Cx students and faculty had a great showing at the 2018 ACM Conference on Recommender Systems (RecSys) this year. The conference, held on October 2-7 in Vancouver BC, is the premier international forum for presentation of research and techniques in the broad field of recommendation systems.
First, Oath PhD fellows Longqi Yang and Hongyi Wen, along with Cornell Tech collaborator Eugene Bagdasaryan, gave a tutorial on the OpenRec platform. The tutorial, one of six designed to demonstrate the state of the art in recommendation technology to researchers and practitioners, showed how the OpenRec tool can modularize recommendation algorithms for easier development and testing.
Another contribution by Wang, along with Cx faculty Serge Belongie and Deborah Estrin, explores how recommenders using implicit feedback are built using missing-not-at-random ground truth data, and therefore are biased toward recommending trendy items. The paper investigates the level of bias existing in these ground truth datasets, and proposes an unbiased estimator to reduce bias.

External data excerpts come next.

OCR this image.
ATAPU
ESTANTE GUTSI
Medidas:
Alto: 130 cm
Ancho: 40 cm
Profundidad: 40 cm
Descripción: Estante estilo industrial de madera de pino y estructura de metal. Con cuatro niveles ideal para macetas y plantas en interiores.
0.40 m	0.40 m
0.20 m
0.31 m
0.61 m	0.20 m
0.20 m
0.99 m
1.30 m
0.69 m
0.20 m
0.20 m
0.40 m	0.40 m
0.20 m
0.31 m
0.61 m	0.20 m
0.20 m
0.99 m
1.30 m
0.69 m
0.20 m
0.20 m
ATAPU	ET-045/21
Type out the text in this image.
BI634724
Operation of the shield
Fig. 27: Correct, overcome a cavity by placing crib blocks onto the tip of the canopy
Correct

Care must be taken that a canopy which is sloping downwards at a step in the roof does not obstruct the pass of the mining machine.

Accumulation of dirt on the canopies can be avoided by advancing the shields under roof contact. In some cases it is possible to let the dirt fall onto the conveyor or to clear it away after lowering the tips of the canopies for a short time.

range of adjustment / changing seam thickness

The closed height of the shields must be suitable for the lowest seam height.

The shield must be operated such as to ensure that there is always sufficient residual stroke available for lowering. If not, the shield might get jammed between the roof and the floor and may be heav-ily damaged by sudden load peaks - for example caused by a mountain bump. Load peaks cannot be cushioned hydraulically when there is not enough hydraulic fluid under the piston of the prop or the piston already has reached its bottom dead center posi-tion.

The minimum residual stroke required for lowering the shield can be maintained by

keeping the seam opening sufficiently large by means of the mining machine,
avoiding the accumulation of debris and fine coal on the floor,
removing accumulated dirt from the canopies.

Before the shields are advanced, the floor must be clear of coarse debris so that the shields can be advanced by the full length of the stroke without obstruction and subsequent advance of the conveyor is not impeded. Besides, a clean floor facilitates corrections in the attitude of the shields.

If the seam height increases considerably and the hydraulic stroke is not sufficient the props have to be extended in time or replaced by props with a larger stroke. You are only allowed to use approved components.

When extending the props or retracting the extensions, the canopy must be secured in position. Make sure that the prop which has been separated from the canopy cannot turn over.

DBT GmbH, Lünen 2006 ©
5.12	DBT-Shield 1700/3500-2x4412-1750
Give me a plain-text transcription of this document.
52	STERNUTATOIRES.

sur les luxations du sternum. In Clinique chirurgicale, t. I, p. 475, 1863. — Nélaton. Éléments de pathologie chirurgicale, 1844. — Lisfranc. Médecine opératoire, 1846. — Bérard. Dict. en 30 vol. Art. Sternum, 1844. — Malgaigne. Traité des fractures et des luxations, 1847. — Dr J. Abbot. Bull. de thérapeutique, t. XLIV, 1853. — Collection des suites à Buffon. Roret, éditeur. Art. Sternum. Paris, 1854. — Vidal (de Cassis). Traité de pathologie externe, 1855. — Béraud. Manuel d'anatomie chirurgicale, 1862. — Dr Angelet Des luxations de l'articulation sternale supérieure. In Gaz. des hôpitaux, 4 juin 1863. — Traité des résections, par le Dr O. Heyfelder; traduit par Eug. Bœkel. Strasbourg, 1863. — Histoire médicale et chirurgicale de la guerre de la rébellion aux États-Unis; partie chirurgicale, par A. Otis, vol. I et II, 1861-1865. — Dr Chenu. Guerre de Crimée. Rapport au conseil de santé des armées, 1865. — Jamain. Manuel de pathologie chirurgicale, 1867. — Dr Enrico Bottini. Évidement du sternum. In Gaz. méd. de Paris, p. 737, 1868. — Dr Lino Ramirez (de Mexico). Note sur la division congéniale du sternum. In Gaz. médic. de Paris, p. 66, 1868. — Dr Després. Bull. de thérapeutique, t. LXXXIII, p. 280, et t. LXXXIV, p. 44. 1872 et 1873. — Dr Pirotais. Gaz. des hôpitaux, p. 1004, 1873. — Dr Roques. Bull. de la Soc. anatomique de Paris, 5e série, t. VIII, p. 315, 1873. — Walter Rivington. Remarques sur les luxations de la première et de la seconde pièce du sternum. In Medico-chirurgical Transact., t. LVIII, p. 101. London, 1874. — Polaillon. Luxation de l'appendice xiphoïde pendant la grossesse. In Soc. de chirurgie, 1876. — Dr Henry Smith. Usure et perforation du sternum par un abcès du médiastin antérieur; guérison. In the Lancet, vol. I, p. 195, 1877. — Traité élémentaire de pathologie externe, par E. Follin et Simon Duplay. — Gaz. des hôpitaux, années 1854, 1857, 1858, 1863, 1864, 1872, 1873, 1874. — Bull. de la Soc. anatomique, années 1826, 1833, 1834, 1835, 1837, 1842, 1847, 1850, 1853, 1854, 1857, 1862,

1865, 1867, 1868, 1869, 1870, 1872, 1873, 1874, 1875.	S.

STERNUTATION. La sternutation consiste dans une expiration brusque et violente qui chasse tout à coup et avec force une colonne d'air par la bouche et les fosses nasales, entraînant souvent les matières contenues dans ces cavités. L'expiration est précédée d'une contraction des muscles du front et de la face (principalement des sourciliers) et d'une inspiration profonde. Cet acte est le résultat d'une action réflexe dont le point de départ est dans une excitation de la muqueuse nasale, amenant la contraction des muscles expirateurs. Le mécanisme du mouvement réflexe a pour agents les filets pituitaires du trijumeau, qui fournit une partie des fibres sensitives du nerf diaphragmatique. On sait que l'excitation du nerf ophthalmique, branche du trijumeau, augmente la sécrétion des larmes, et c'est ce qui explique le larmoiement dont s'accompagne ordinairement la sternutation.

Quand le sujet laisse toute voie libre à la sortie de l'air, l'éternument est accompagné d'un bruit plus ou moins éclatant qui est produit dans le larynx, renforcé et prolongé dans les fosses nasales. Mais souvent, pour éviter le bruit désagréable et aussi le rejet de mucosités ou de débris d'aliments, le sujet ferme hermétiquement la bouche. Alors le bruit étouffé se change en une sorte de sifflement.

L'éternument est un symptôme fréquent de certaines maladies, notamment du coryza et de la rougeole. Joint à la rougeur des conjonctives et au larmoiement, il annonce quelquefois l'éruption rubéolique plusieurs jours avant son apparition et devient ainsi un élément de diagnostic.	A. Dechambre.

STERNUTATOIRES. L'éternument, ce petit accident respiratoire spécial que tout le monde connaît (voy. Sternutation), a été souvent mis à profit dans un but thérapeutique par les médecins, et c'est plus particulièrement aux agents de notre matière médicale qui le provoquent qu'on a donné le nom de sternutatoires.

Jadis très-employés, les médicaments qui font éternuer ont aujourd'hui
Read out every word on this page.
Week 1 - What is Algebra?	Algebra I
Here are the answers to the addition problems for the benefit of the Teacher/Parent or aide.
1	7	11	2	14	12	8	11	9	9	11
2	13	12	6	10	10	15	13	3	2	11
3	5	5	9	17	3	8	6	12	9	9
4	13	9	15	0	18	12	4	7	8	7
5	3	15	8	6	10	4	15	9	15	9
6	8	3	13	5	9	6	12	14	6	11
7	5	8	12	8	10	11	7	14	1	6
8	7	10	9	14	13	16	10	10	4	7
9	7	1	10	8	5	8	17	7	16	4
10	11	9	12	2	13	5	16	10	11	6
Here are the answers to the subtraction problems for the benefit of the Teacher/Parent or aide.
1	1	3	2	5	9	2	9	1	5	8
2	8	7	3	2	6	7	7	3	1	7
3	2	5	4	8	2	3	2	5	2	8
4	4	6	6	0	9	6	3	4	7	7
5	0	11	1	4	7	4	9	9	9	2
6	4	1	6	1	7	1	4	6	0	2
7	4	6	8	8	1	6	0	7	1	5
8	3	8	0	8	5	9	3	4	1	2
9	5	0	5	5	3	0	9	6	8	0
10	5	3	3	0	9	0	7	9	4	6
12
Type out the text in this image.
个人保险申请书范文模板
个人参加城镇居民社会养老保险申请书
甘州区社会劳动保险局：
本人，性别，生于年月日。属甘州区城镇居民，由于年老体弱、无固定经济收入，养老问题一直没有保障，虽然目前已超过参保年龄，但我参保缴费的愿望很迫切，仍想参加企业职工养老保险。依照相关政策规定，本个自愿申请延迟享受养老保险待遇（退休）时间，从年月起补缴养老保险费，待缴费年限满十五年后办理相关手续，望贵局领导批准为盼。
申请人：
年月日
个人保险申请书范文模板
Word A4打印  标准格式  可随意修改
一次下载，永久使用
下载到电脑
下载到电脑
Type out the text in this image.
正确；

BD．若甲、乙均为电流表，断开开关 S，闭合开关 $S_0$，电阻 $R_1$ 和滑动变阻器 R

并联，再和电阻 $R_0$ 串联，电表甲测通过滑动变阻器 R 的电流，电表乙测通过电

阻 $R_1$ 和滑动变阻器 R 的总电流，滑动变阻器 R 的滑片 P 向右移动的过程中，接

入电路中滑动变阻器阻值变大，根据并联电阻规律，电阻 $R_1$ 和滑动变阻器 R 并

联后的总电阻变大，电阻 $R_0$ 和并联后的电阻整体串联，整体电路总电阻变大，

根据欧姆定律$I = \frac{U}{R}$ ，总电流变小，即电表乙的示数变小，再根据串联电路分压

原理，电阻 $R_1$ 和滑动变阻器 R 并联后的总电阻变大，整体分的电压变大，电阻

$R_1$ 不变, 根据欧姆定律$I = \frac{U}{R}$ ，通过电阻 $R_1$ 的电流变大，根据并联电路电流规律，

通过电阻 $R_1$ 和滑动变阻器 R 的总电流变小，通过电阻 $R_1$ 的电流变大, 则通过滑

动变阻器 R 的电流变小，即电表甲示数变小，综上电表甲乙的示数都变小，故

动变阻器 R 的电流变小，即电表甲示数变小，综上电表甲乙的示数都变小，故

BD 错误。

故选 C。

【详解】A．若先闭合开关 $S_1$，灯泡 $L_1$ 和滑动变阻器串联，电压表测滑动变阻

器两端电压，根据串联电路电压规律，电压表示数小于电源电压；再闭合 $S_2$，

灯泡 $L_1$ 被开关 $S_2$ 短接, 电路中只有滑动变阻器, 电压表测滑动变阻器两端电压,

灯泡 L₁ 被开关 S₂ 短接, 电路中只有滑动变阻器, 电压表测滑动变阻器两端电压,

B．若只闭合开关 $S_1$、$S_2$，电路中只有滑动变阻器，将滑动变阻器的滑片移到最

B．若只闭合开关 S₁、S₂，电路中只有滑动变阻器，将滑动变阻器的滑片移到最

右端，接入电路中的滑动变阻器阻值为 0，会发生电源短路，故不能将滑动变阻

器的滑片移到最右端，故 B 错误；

A second paper, by Wen, Yang, Estrin, and Cornell Tech postdoc Michael Sobolev, explores how to create recommendation systems that account for people’s privacy concerns. Many users choose to block data collection, or remove previously collected information about themselves. This makes effective recommendations difficult. However, the authors find that overall performance of state-of-the-art collaborative filtering algorithms is not significantly impacted by removing historical data. The findings suggest a potential win-win solution both for services and users.
Finally, another paper investigates how people search and find new content using audio interfaces, such as smart speakers. In an initial study on voice search for podcasts, Yang, Estrin, and other Cornell Tech researchers found that people using voice interfaces explored less deeply into the available podcast options, and were exposed to less new content overall. These findings have important implications for search and recommendation systems beyond the podcast space, such as increasing diversity of high-ranked content and providing new mechanisms to explore long-tail recommendations.